How do you factor by grouping $ 4{b^2} + 4bc + {c^2} - 16 $ ?

Answer 1

Hint: To solve this problem we should know about the basic property of algebraic equations.
We have an quadratic equation or cubic equation or equation having greater power but we have to first of all simplify that equation and try to change into format of known equation then we will use algebraic equations:
  $ {a^2} - {b^2} = (a - b)(a + b) $
  $ {(a + b)^2} = {a^2} + {b^2} + 2ab $
  $ {(a - b)^2} = {a^2} + {b^2} - 2ab $

Complete step by step solution:
As given equation is $ 4{b^2} + 4bc + {c^2} - 16 $
We have to factor it by grouping.
Observing the first three terms of a given equation. We get,
  $ \left( {{{(2b)}^2} + 2.(2b).c + {c^2}} \right) - 16 $
We notice it resemble like $ {(a + b)^2} = {a^2} + {b^2} + 2ab $
So, we can rewrite it as,
  $ = {\left( {2b + c} \right)^2} - 16 $
We can rewrite it as,
  $ = {\left( {2b + c} \right)^2} - {4^2} $
By comparing it with $ {a^2} - {b^2} = (a - b)(a + b) $ . We get,
  $ = \left( {\left( {2b + c} \right) - 4} \right)\left( {\left( {2b + c} \right) + 4} \right) $
  $ = \left( {2b + c - 4} \right)\left( {2b + c + 4} \right) $
Hence, factor by grouping $ 4{b^2} + 4bc + {c^2} - 16 = \left( {2b + c - 4} \right)\left( {2b + c + 4} \right) $ .
So, the correct answer is “ $ \left( {2b + c - 4} \right)\left( {2b + c + 4} \right) $ .”.

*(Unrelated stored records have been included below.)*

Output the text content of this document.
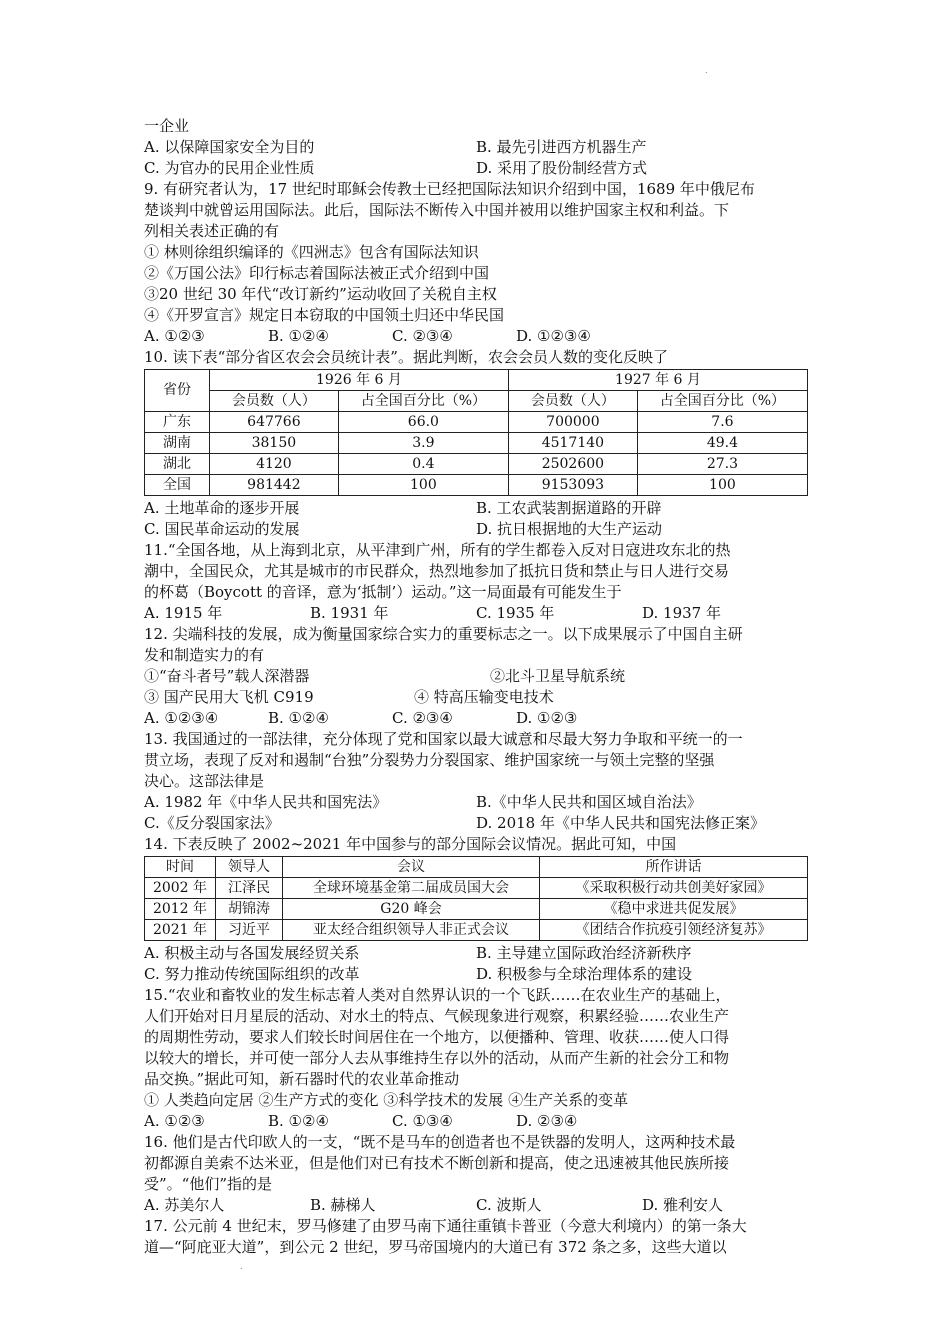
.
一企业
A. 以保障国家安全为目的	B. 最先引进西方机器生产
C. 为官办的民用企业性质	D. 采用了股份制经营方式
9. 有研究者认为，17 世纪时耶稣会传教士已经把国际法知识介绍到中国，1689 年中俄尼布
楚谈判中就曾运用国际法。此后，国际法不断传入中国并被用以维护国家主权和利益。下
列相关表述正确的有
① 林则徐组织编译的《四洲志》包含有国际法知识
②《万国公法》印行标志着国际法被正式介绍到中国
③20 世纪 30 年代“改订新约”运动收回了关税自主权
④《开罗宣言》规定日本窃取的中国领土归还中华民国
A. ①②③	B. ①②④	C. ②③④	D. ①②③④
10. 读下表“部分省区农会会员统计表”。据此判断，农会会员人数的变化反映了
省份	1926 年 6 月		1927 年 6 月	
	会员数（人）	占全国百分比（%）	会员数（人）	占全国百分比（%）
广东	647766	66.0	700000	7.6
湖南	38150	3.9	4517140	49.4
湖北	4120	0.4	2502600	27.3
全国	981442	100	9153093	100
A. 土地革命的逐步开展	B. 工农武装割据道路的开辟
C. 国民革命运动的发展	D. 抗日根据地的大生产运动
11.“全国各地，从上海到北京，从平津到广州，所有的学生都卷入反对日寇进攻东北的热
潮中，全国民众，尤其是城市的市民群众，热烈地参加了抵抗日货和禁止与日人进行交易
的杯葛（Boycott 的音译，意为‘抵制’）运动。”这一局面最有可能发生于
A. 1915 年	B. 1931 年	C. 1935 年	D. 1937 年
12. 尖端科技的发展，成为衡量国家综合实力的重要标志之一。以下成果展示了中国自主研
发和制造实力的有
①“奋斗者号”载人深潜器	②北斗卫星导航系统
③ 国产民用大飞机 C919	④ 特高压输变电技术
A. ①②③④	B. ①②④	C. ②③④	D. ①②③
13. 我国通过的一部法律，充分体现了党和国家以最大诚意和尽最大努力争取和平统一的一
贯立场，表现了反对和遏制“台独”分裂势力分裂国家、维护国家统一与领土完整的坚强
决心。这部法律是
A. 1982 年《中华人民共和国宪法》	B.《中华人民共和国区域自治法》
C.《反分裂国家法》	D. 2018 年《中华人民共和国宪法修正案》
14. 下表反映了 2002~2021 年中国参与的部分国际会议情况。据此可知，中国
时间	领导人	会议	所作讲话
2002 年	江泽民	全球环境基金第二届成员国大会	《采取积极行动共创美好家园》
2012 年	胡锦涛	G20 峰会	《稳中求进共促发展》
2021 年	习近平	亚太经合组织领导人非正式会议	《团结合作抗疫引领经济复苏》
A. 积极主动与各国发展经贸关系	B. 主导建立国际政治经济新秩序
C. 努力推动传统国际组织的改革	D. 积极参与全球治理体系的建设
15.“农业和畜牧业的发生标志着人类对自然界认识的一个飞跃……在农业生产的基础上，
人们开始对日月星辰的活动、对水土的特点、气候现象进行观察，积累经验……农业生产
的周期性劳动，要求人们较长时间居住在一个地方，以便播种、管理、收获……使人口得
以较大的增长，并可使一部分人去从事维持生存以外的活动，从而产生新的社会分工和物
品交换。”据此可知，新石器时代的农业革命推动
① 人类趋向定居 ②生产方式的变化 ③科学技术的发展 ④生产关系的变革
A. ①②③	B. ①②④	C. ①③④	D. ②③④
16. 他们是古代印欧人的一支，“既不是马车的创造者也不是铁器的发明人，这两种技术最
初都源自美索不达米亚，但是他们对已有技术不断创新和提高，使之迅速被其他民族所接
受”。“他们”指的是
A. 苏美尔人	B. 赫梯人	C. 波斯人	D. 雅利安人
17. 公元前 4 世纪末，罗马修建了由罗马南下通往重镇卡普亚（今意大利境内）的第一条大
道—“阿庇亚大道”，到公元 2 世纪，罗马帝国境内的大道已有 372 条之多，这些大道以
.
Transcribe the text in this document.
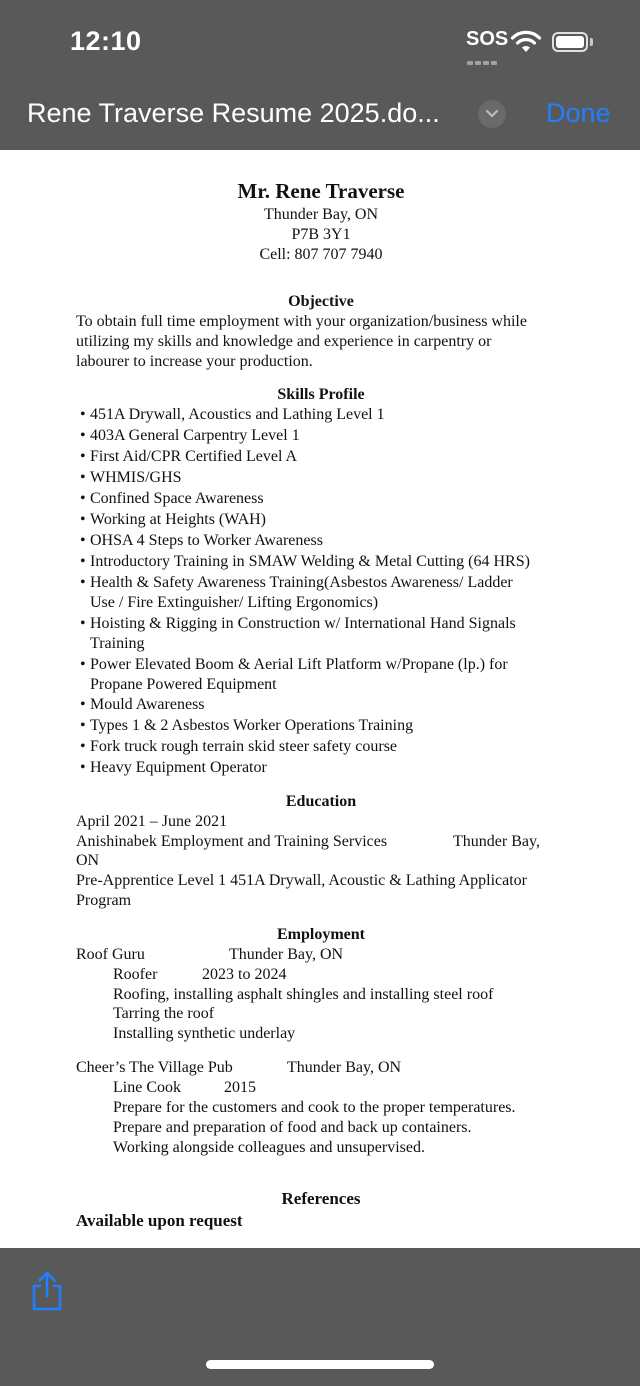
12:10	SOS
Rene Traverse Resume 2025.do...	Done
Mr. Rene Traverse
Thunder Bay, ON
P7B 3Y1
Cell: 807 707 7940
Objective
To obtain full time employment with your organization/business while
utilizing my skills and knowledge and experience in carpentry or
labourer to increase your production.
Skills Profile
• 451A Drywall, Acoustics and Lathing Level 1
• 403A General Carpentry Level 1
• First Aid/CPR Certified Level A
• WHMIS/GHS
• Confined Space Awareness
• Working at Heights (WAH)
• OHSA 4 Steps to Worker Awareness
• Introductory Training in SMAW Welding & Metal Cutting (64 HRS)
• Health & Safety Awareness Training(Asbestos Awareness/ Ladder
Use / Fire Extinguisher/ Lifting Ergonomics)
• Hoisting & Rigging in Construction w/ International Hand Signals
Training
• Power Elevated Boom & Aerial Lift Platform w/Propane (lp.) for
Propane Powered Equipment
• Mould Awareness
• Types 1 & 2 Asbestos Worker Operations Training
• Fork truck rough terrain skid steer safety course
• Heavy Equipment Operator
Education
April 2021 – June 2021
Anishinabek Employment and Training Services	Thunder Bay,
ON
Pre-Apprentice Level 1 451A Drywall, Acoustic & Lathing Applicator
Program
Employment
Roof Guru	Thunder Bay, ON
Roofer	2023 to 2024
Roofing, installing asphalt shingles and installing steel roof
Tarring the roof
Installing synthetic underlay
Cheer’s The Village Pub	Thunder Bay, ON
Line Cook	2015
Prepare for the customers and cook to the proper temperatures.
Prepare and preparation of food and back up containers.
Working alongside colleagues and unsupervised.
References
Available upon request
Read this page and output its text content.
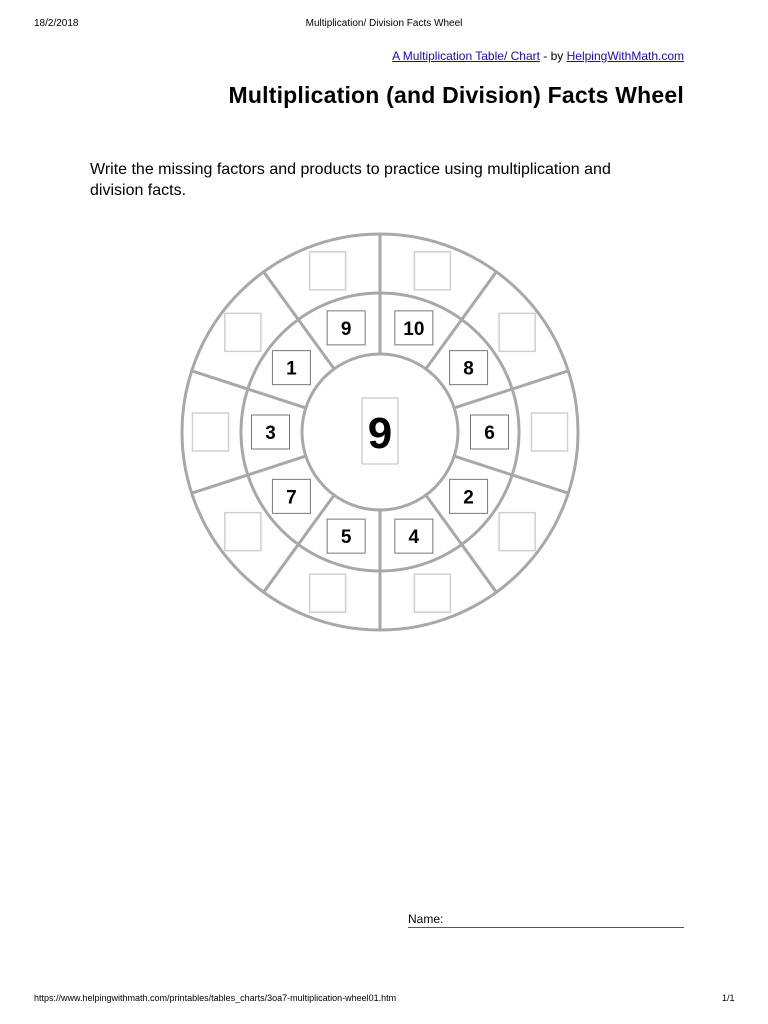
18/2/2018	Multiplication/ Division Facts Wheel
A Multiplication Table/ Chart - by HelpingWithMath.com
Multiplication (and Division) Facts Wheel
Write the missing factors and products to practice using multiplication and division facts.
10
8
6
2
4
5
7
3
1
9
9
Name:
https://www.helpingwithmath.com/printables/tables_charts/3oa7-multiplication-wheel01.htm	1/1
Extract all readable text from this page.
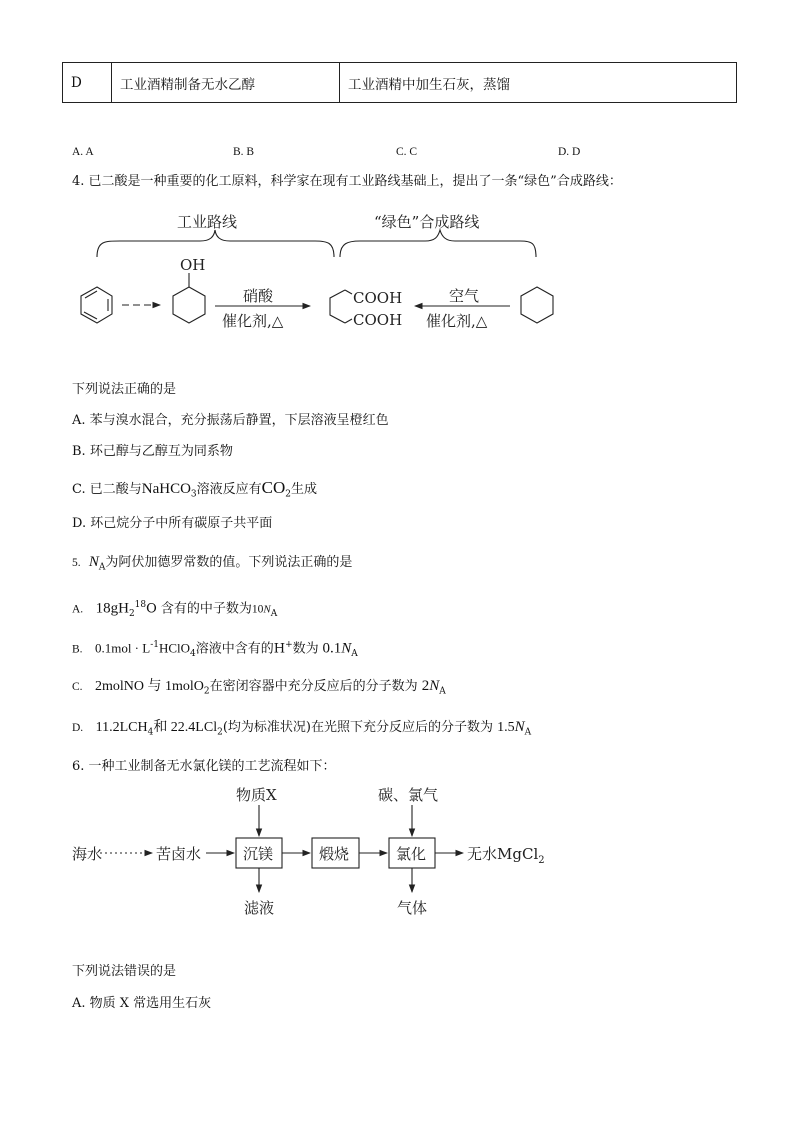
D	工业酒精制备无水乙醇	工业酒精中加生石灰，蒸馏
A. A	B. B	C. C	D. D
4. 已二酸是一种重要的化工原料，科学家在现有工业路线基础上，提出了一条“绿色”合成路线：
工业路线	“绿色”合成路线
OH
硝酸
催化剂,△
COOH
COOH
空气
催化剂,△
下列说法正确的是
A. 苯与溴水混合，充分振荡后静置，下层溶液呈橙红色
B. 环己醇与乙醇互为同系物
C. 已二酸与NaHCO$_3$溶液反应有$CO_2$生成
D. 环己烷分子中所有碳原子共平面
5. $N_A$为阿伏加德罗常数的值。下列说法正确的是
A. $18gH_2^{18}O$ 含有的中子数为$10N_A$
B. $0.1mol \cdot L^{-1}HClO_4$溶液中含有的H+数为 $0.1N_A$
C. 2molNO 与 1molO$_2$在密闭容器中充分反应后的分子数为 $2N_A$
D. $11.2LCH_4$和 22.4LCl$_2$(均为标准状况)在光照下充分反应后的分子数为 $1.5N_A$
6. 一种工业制备无水氯化镁的工艺流程如下：
海水	苦卤水	沉镁	煅烧	氯化	无水MgCl$_2$
物质X	碳、氯气
滤液	气体
下列说法错误的是
A. 物质 X 常选用生石灰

Note: Algebraic equation is used in solving complex problems in physics, trigonometric equation, applied engineering, scientific data. When we have to find the solution of a quartic or cubic equation we simply make it equal to zero. Easily factor it by grouping we get the roots of the given equation.